The surgery didn’t go as planned and the next step was starting chemotherapy. The chemotherapy lasted from just after the surgery to about early January of next year. Since the treatment lasted that long it seemed like the Dye family wasn’t going to get themselves out of the hospital.

After the long and excruciating chemotherapy, next were the thirty days of radiation. The whole month of March was gone. He has been finished with all of his treatment now for almost a month.

I spoke with Mary’s brother, Christopher Dye. He lives in Bowling Green, Kentucky.

“This was really hard on me. I can only imagine how the rest of my family felt during this mess. One thing that I felt was that I felt useless or helpless,” Christopher said. “I live two hours away from everyone, so it is hard for me to be there for my family, especially at a time like this.”

Dye’s father has been cancer free now for one year. And Despite the adversity that Dye experienced in the past two years, she has gained some perspective. And she has learned that some things in life are much more important than basketball.

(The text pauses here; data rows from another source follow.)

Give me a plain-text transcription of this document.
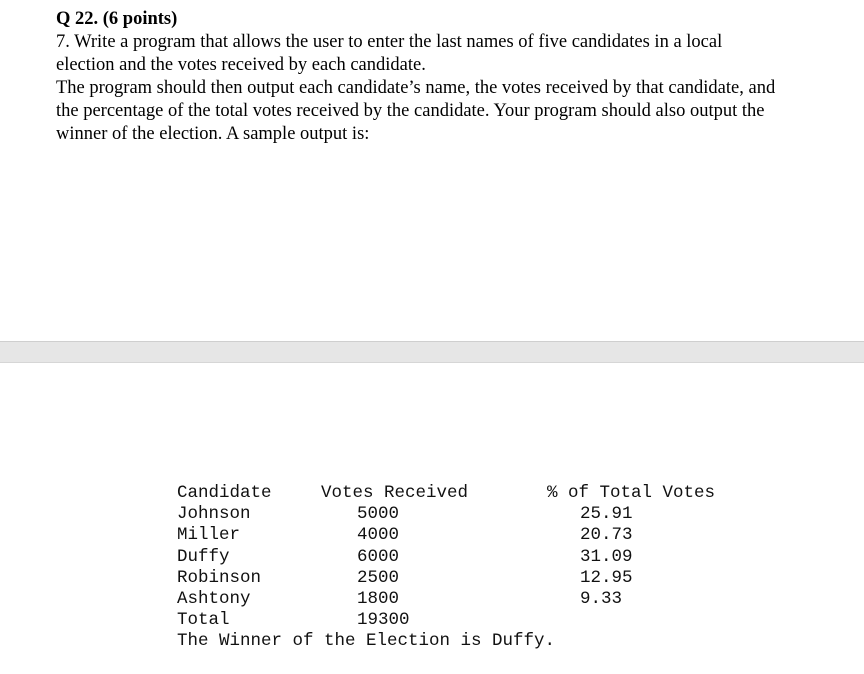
Q 22. (6 points)
7. Write a program that allows the user to enter the last names of five candidates in a local
election and the votes received by each candidate.
The program should then output each candidate’s name, the votes received by that candidate, and
the percentage of the total votes received by the candidate. Your program should also output the
winner of the election. A sample output is:
Candidate	Votes Received	% of Total Votes
Johnson	5000	25.91
Miller	4000	20.73
Duffy	6000	31.09
Robinson	2500	12.95
Ashtony	1800	9.33
Total	19300
The Winner of the Election is Duffy.
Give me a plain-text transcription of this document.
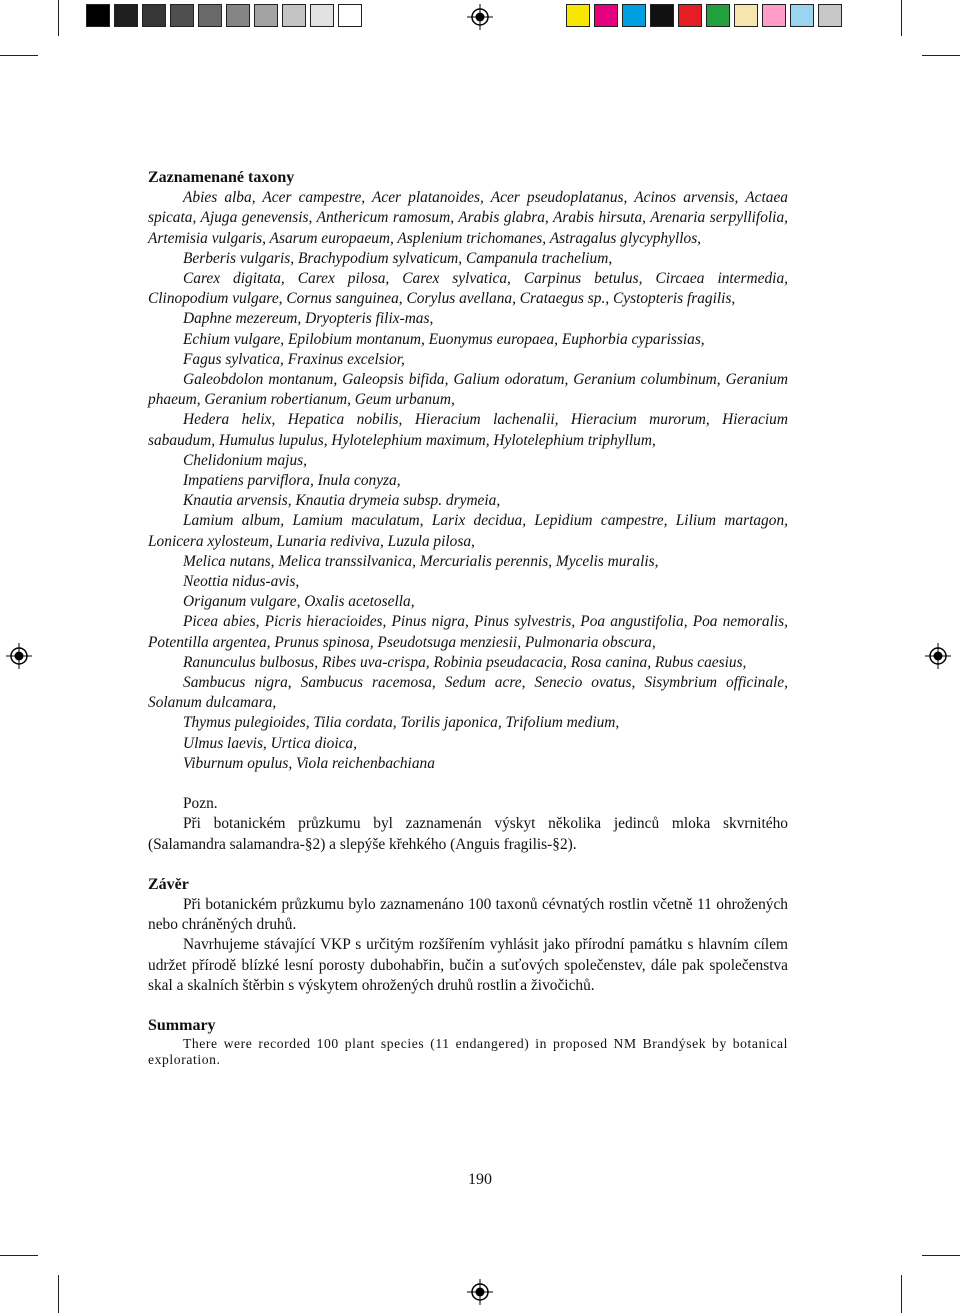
Zaznamenané taxony

Abies alba, Acer campestre, Acer platanoides, Acer pseudoplatanus, Acinos arvensis, Actaea spicata, Ajuga genevensis, Anthericum ramosum, Arabis glabra, Arabis hirsuta, Arenaria serpyllifolia, Artemisia vulgaris, Asarum europaeum, Asplenium trichomanes, Astragalus glycyphyllos,

Berberis vulgaris, Brachypodium sylvaticum, Campanula trachelium,

Carex digitata, Carex pilosa, Carex sylvatica, Carpinus betulus, Circaea intermedia, Clinopodium vulgare, Cornus sanguinea, Corylus avellana, Crataegus sp., Cystopteris fragilis,

Daphne mezereum, Dryopteris filix-mas,

Echium vulgare, Epilobium montanum, Euonymus europaea, Euphorbia cyparissias,

Fagus sylvatica, Fraxinus excelsior,

Galeobdolon montanum, Galeopsis bifida, Galium odoratum, Geranium columbinum, Geranium phaeum, Geranium robertianum, Geum urbanum,

Hedera helix, Hepatica nobilis, Hieracium lachenalii, Hieracium murorum, Hieracium sabaudum, Humulus lupulus, Hylotelephium maximum, Hylotelephium triphyllum,

Chelidonium majus,

Impatiens parviflora, Inula conyza,

Knautia arvensis, Knautia drymeia subsp. drymeia,

Lamium album, Lamium maculatum, Larix decidua, Lepidium campestre, Lilium martagon, Lonicera xylosteum, Lunaria rediviva, Luzula pilosa,

Melica nutans, Melica transsilvanica, Mercurialis perennis, Mycelis muralis,

Neottia nidus-avis,

Origanum vulgare, Oxalis acetosella,

Picea abies, Picris hieracioides, Pinus nigra, Pinus sylvestris, Poa angustifolia, Poa nemoralis, Potentilla argentea, Prunus spinosa, Pseudotsuga menziesii, Pulmonaria obscura,

Ranunculus bulbosus, Ribes uva-crispa, Robinia pseudacacia, Rosa canina, Rubus caesius,

Sambucus nigra, Sambucus racemosa, Sedum acre, Senecio ovatus, Sisymbrium officinale, Solanum dulcamara,

Thymus pulegioides, Tilia cordata, Torilis japonica, Trifolium medium,

Ulmus laevis, Urtica dioica,

Viburnum opulus, Viola reichenbachiana

Pozn.

Při botanickém průzkumu byl zaznamenán výskyt několika jedinců mloka skvrnitého (Salamandra salamandra-§2) a slepýše křehkého (Anguis fragilis-§2).

Závěr

Při botanickém průzkumu bylo zaznamenáno 100 taxonů cévnatých rostlin včetně 11 ohrožených nebo chráněných druhů.

Navrhujeme stávající VKP s určitým rozšířením vyhlásit jako přírodní památku s hlavním cílem udržet přírodě blízké lesní porosty dubohabřin, bučin a suťových společenstev, dále pak společenstva skal a skalních štěrbin s výskytem ohrožených druhů rostlin a živočichů.

Summary

There were recorded 100 plant species (11 endangered) in proposed NM Brandýsek by botanical exploration.

190
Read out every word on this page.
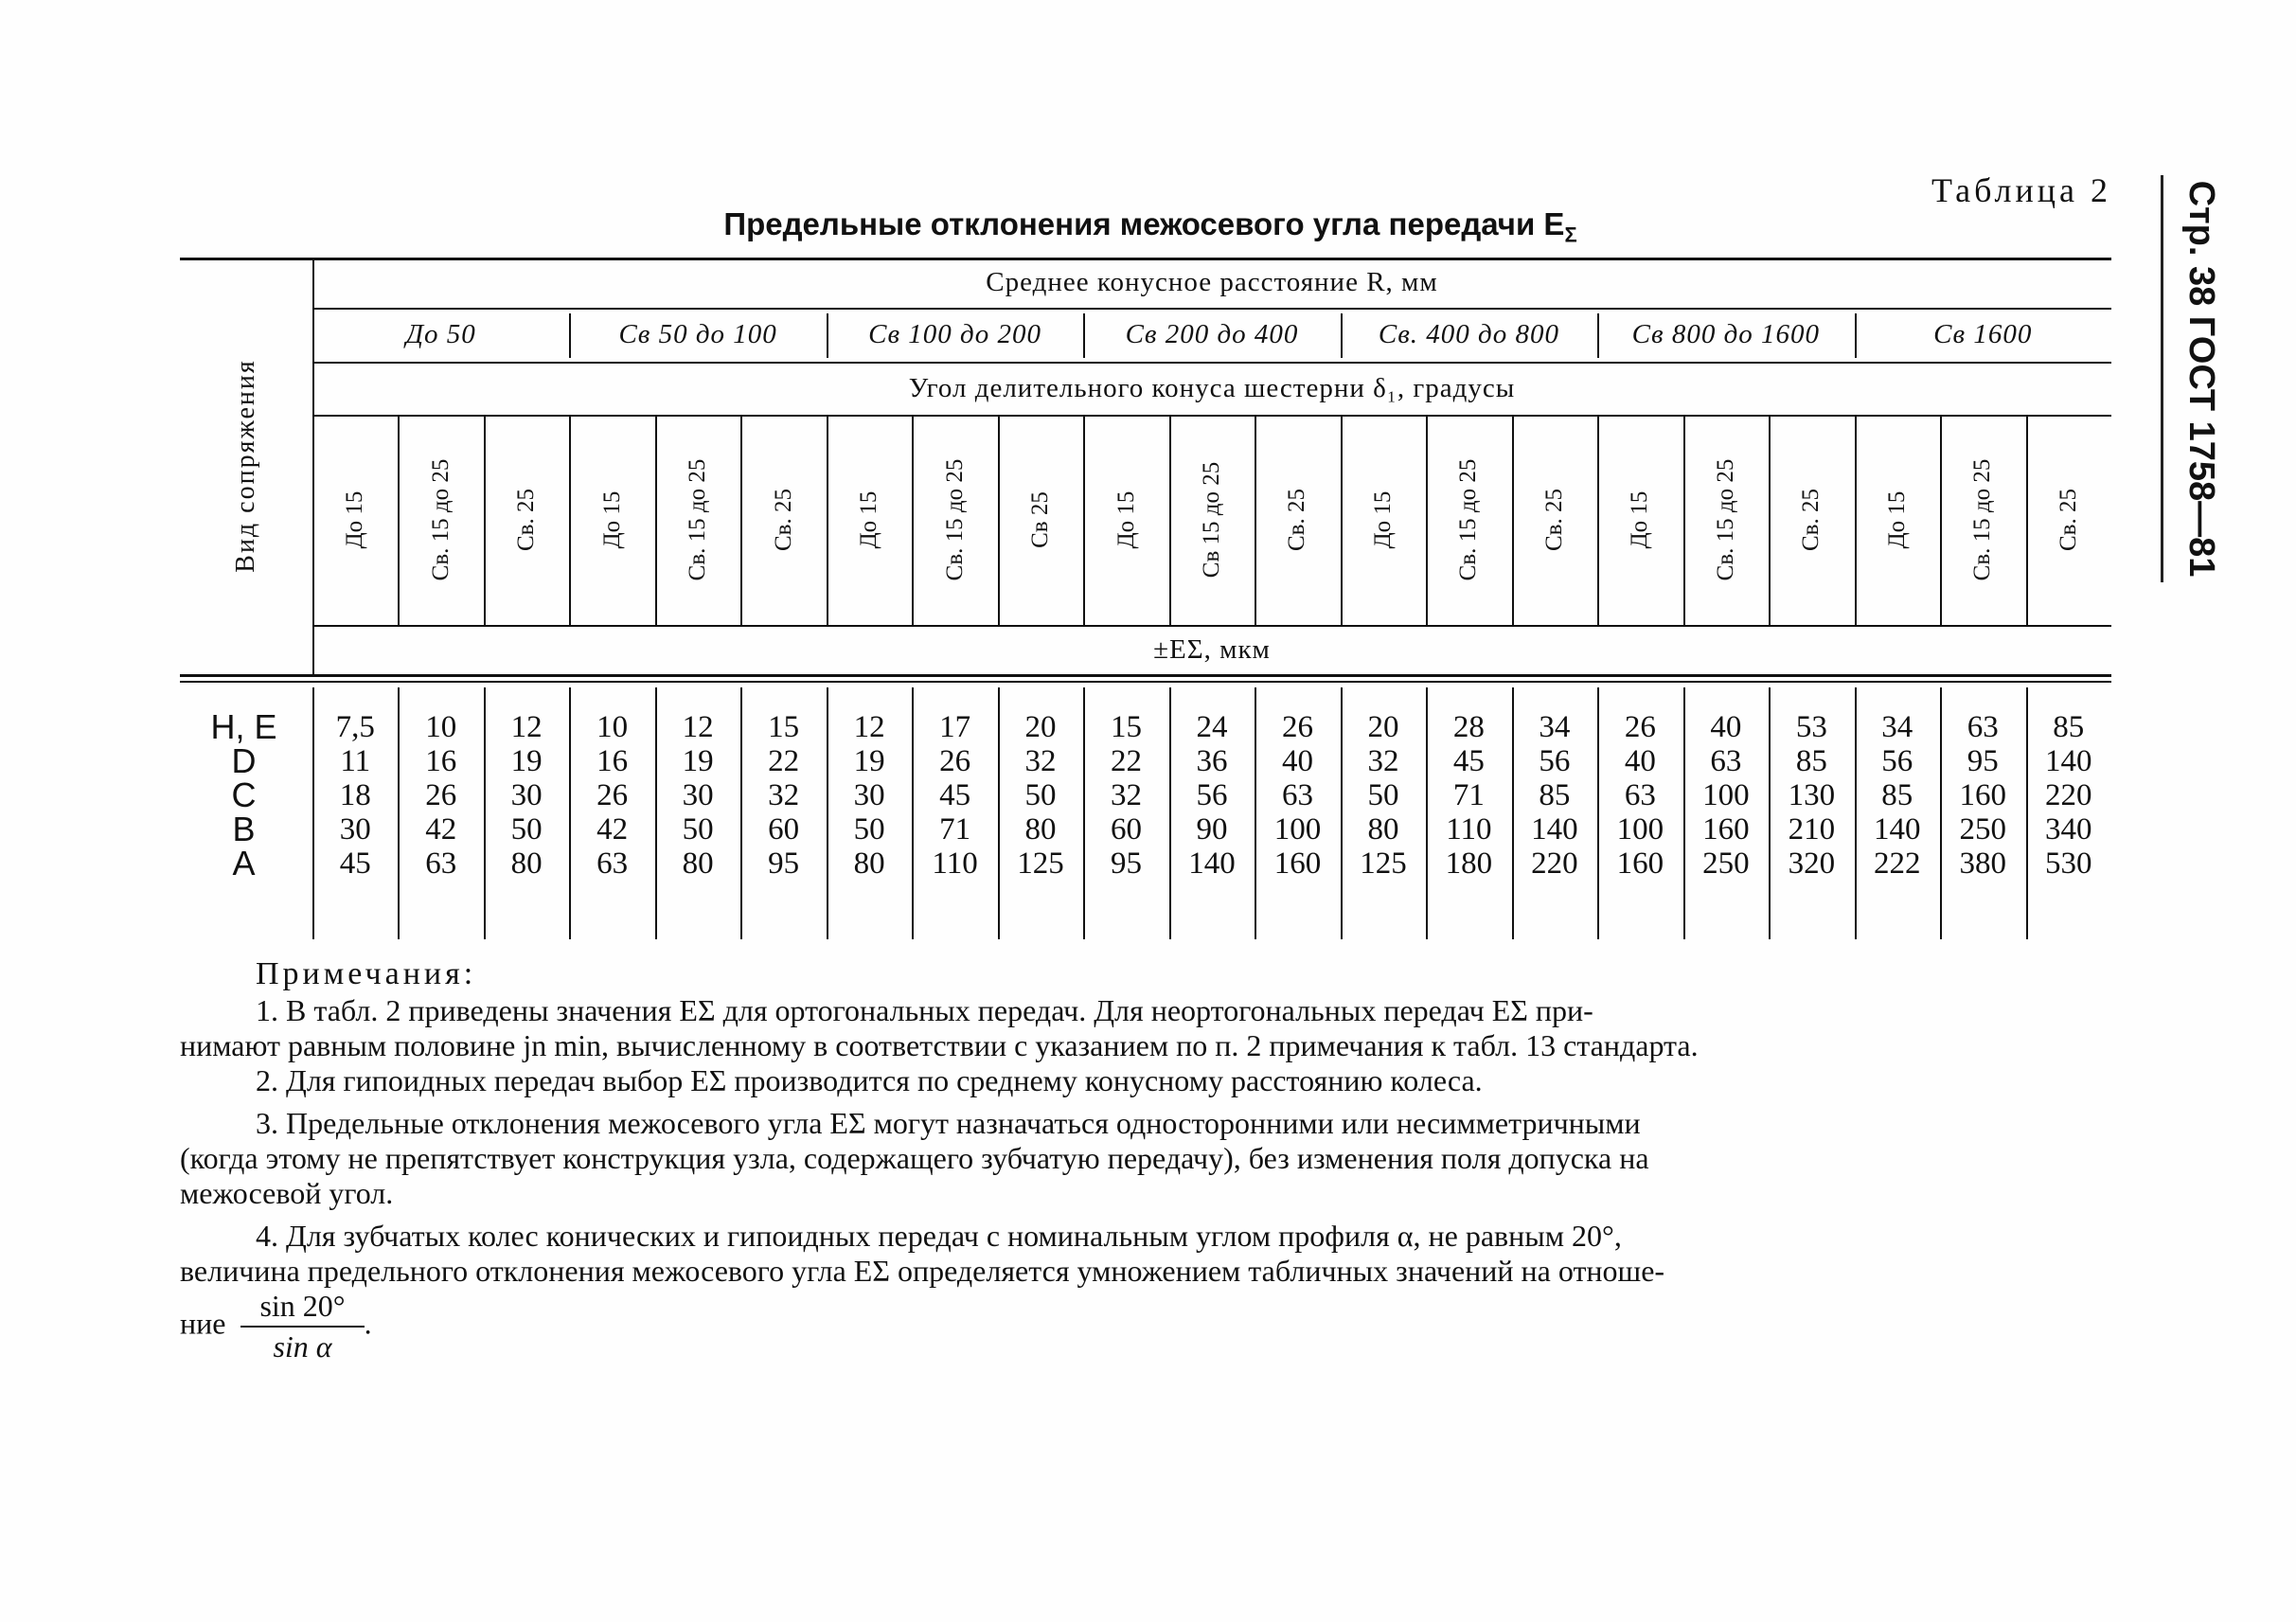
Стр. 38 ГОСТ 1758—81
Таблица 2
Предельные отклонения межосевого угла передачи $E_\Sigma$
Вид сопряжения
Среднее конусное расстояние R, мм
До 50	Св 50 до 100	Св 100 до 200	Св 200 до 400	Св. 400 до 800	Св 800 до 1600	Св 1600
Угол делительного конуса шестерни δ₁, градусы
До 15	Св. 15 до 25	Св. 25	До 15	Св. 15 до 25	Св. 25	До 15	Св. 15 до 25	Св 25	До 15	Св 15 до 25	Св. 25	До 15	Св. 15 до 25	Св. 25	До 15	Св. 15 до 25	Св. 25	До 15	Св. 15 до 25	Св. 25
±EΣ, мкм
H, E	7,5	10	12	10	12	15	12	17	20	15	24	26	20	28	34	26	40	53	34	63	85
D	11	16	19	16	19	22	19	26	32	22	36	40	32	45	56	40	63	85	56	95	140
C	18	26	30	26	30	32	30	45	50	32	56	63	50	71	85	63	100	130	85	160	220
B	30	42	50	42	50	60	50	71	80	60	90	100	80	110	140	100	160	210	140	250	340
A	45	63	80	63	80	95	80	110	125	95	140	160	125	180	220	160	250	320	222	380	530

Примечания:

1. В табл. 2 приведены значения EΣ для ортогональных передач. Для неортогональных передач EΣ при-

нимают равным половине jn min, вычисленному в соответствии с указанием по п. 2 примечания к табл. 13 стандарта.

2. Для гипоидных передач выбор EΣ производится по среднему конусному расстоянию колеса.

3. Предельные отклонения межосевого угла EΣ могут назначаться односторонними или несимметричными

(когда этому не препятствует конструкция узла, содержащего зубчатую передачу), без изменения поля допуска на

межосевой угол.

4. Для зубчатых колес конических и гипоидных передач с номинальным углом профиля α, не равным 20°,

величина предельного отклонения межосевого угла EΣ определяется умножением табличных значений на отноше-

ние $\frac{\sin 20^\circ}{\text{sin α}}$ .
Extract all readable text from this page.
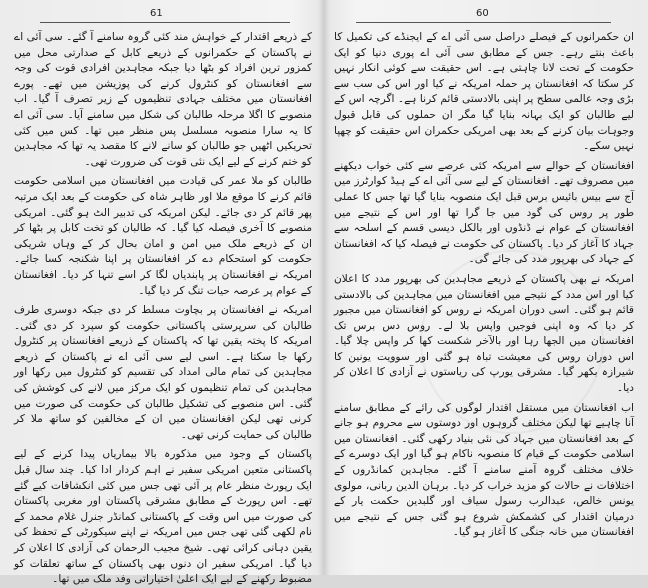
61

کے ذریعے اقتدار کے خواہش مند کئی گروہ سامنے آ گئے۔ سی آئی اے نے پاکستان کے حکمرانوں کے ذریعے کابل کے صدارتی محل میں کمزور ترین افراد کو بٹھا دیا جبکہ مجاہدین افرادی قوت کی وجہ سے افغانستان کو کنٹرول کرنے کی پوزیشن میں تھے۔ پورے افغانستان میں مختلف جہادی تنظیموں کے زیر تصرف آ گیا۔ اب منصوبے کا اگلا مرحلہ طالبان کی شکل میں سامنے آیا۔ سی آئی اے کا یہ سارا منصوبہ مسلسل پس منظر میں تھا۔ کس میں کئی تحریکیں اٹھیں جو طالبان کو سانے لانے کا مقصد یہ تھا کہ مجاہدین کو ختم کرنے کے لیے ایک نئی قوت کی ضرورت تھی۔

طالبان کو ملا عمر کی قیادت میں افغانستان میں اسلامی حکومت قائم کرنے کا موقع ملا اور ظاہر شاہ کی حکومت کے بعد ایک مرتبہ پھر قائم کر دی جائے۔ لیکن امریکہ کی تدبیر الٹ ہو گئی۔ امریکی منصوبے کا آخری فیصلہ کیا گیا۔ کہ طالبان کو تخت کابل پر بٹھا کر ان کے ذریعے ملک میں امن و امان بحال کر کے وہاں شریکی حکومت کو استحکام دے کر افغانستان پر اپنا شکنجہ کسا جائے۔ امریکہ نے افغانستان پر پابندیاں لگا کر اسے تنہا کر دیا۔ افغانستان کے عوام پر عرصہ حیات تنگ کر دیا گیا۔

امریکہ نے افغانستان پر بچاوت مسلط کر دی جبکہ دوسری طرف طالبان کی سرپرستی پاکستانی حکومت کو سپرد کر دی گئی۔ امریکہ کا پختہ یقین تھا کہ پاکستان کے ذریعے افغانستان پر کنٹرول رکھا جا سکتا ہے۔ اسی لیے سی آئی اے نے پاکستان کے ذریعے مجاہدین کی تمام مالی امداد کی تقسیم کو کنٹرول میں رکھا اور مجاہدین کی تمام تنظیموں کو ایک مرکز میں لانے کی کوشش کی گئی۔ اس منصوبے کی تشکیل طالبان کی حکومت کی صورت میں کرنی تھی لیکن افغانستان میں ان کے مخالفین کو ساتھ ملا کر طالبان کی حمایت کرنی تھی۔

پاکستان کے وجود میں مذکورہ بالا بیماریاں پیدا کرنے کے لیے پاکستانی متعین امریکی سفیر نے اہم کردار ادا کیا۔ چند سال قبل ایک رپورٹ منظر عام پر آئی تھی جس میں کئی انکشافات کیے گئے تھے۔ اس رپورٹ کے مطابق مشرقی پاکستان اور مغربی پاکستان کی صورت میں اس وقت کے پاکستانی کمانڈر جنرل غلام محمد کے نام لکھی گئی تھی جس میں امریکہ نے اپنے سیکورٹی کے تحفظ کی یقین دہانی کرائی تھی۔ شیخ مجیب الرحمان کی آزادی کا اعلان کر دیا گیا۔ امریکی سفیر ان دنوں بھی پاکستان کے ساتھ تعلقات کو مضبوط رکھنے کے لیے ایک اعلیٰ اختیاراتی وفد ملک میں تھا۔

60

ان حکمرانوں کے فیصلے دراصل سی آئی اے کے ایجنڈے کی تکمیل کا باعث بنتے رہے۔ جس کے مطابق سی آئی اے پوری دنیا کو ایک حکومت کے تحت لانا چاہتی ہے۔ اس حقیقت سے کوئی انکار نہیں کر سکتا کہ افغانستان پر حملہ امریکہ نے کیا اور اس کی سب سے بڑی وجہ عالمی سطح پر اپنی بالادستی قائم کرنا ہے۔ اگرچہ اس کے لیے طالبان کو ایک بہانہ بنایا گیا مگر ان حملوں کی قابل قبول وجوہات بیان کرنے کے بعد بھی امریکی حکمران اس حقیقت کو چھپا نہیں سکے۔

افغانستان کے حوالے سے امریکہ کئی عرصے سے کئی خواب دیکھنے میں مصروف تھے۔ افغانستان کے لیے سی آئی اے کے ہیڈ کوارٹرز میں آج سے بیس بائیس برس قبل ایک منصوبہ بنایا گیا تھا جس کا عملی طور پر روس کی گود میں جا گرا تھا اور اس کے نتیجے میں افغانستان کے عوام نے ڈنڈوں اور بالکل دیسی قسم کے اسلحہ سے جہاد کا آغاز کر دیا۔ پاکستان کی حکومت نے فیصلہ کیا کہ افغانستان کے جہاد کی بھرپور مدد کی جائے گی۔

امریکہ نے بھی پاکستان کے ذریعے مجاہدین کی بھرپور مدد کا اعلان کیا اور اس مدد کے نتیجے میں افغانستان میں مجاہدین کی بالادستی قائم ہو گئی۔ اسی دوران امریکہ نے روس کو افغانستان میں مجبور کر دیا کہ وہ اپنی فوجیں واپس بلا لے۔ روس دس برس تک افغانستان میں الجھا رہا اور بالآخر شکست کھا کر واپس چلا گیا۔ اس دوران روس کی معیشت تباہ ہو گئی اور سوویت یونین کا شیرازہ بکھر گیا۔ مشرقی یورپ کی ریاستوں نے آزادی کا اعلان کر دیا۔

اب افغانستان میں مستقل اقتدار لوگوں کی رائے کے مطابق سامنے آنا چاہیے تھا لیکن مختلف گروہوں اور دوستوں سے محروم ہو جانے کے بعد افغانستان میں جہاد کی نئی بنیاد رکھی گئی۔ افغانستان میں اسلامی حکومت کے قیام کا منصوبہ ناکام ہو گیا اور ایک دوسرے کے خلاف مختلف گروہ آمنے سامنے آ گئے۔ مجاہدین کمانڈروں کے اختلافات نے حالات کو مزید خراب کر دیا۔ برہان الدین ربانی، مولوی یونس خالص، عبدالرب رسول سیاف اور گلبدین حکمت یار کے درمیان اقتدار کی کشمکش شروع ہو گئی جس کے نتیجے میں افغانستان میں خانہ جنگی کا آغاز ہو گیا۔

“This past year has definitely been one that cannot be forgotten. One thing that we benefited from this past year was to know that we are a family,” Dye said. “Whatever happens with one of us, it affects everyone in the family. This made our family so much stronger. If I learned something from this experience is that family has to stick together. If we didn’t stick together, I wouldn’t be in the state that I am in.”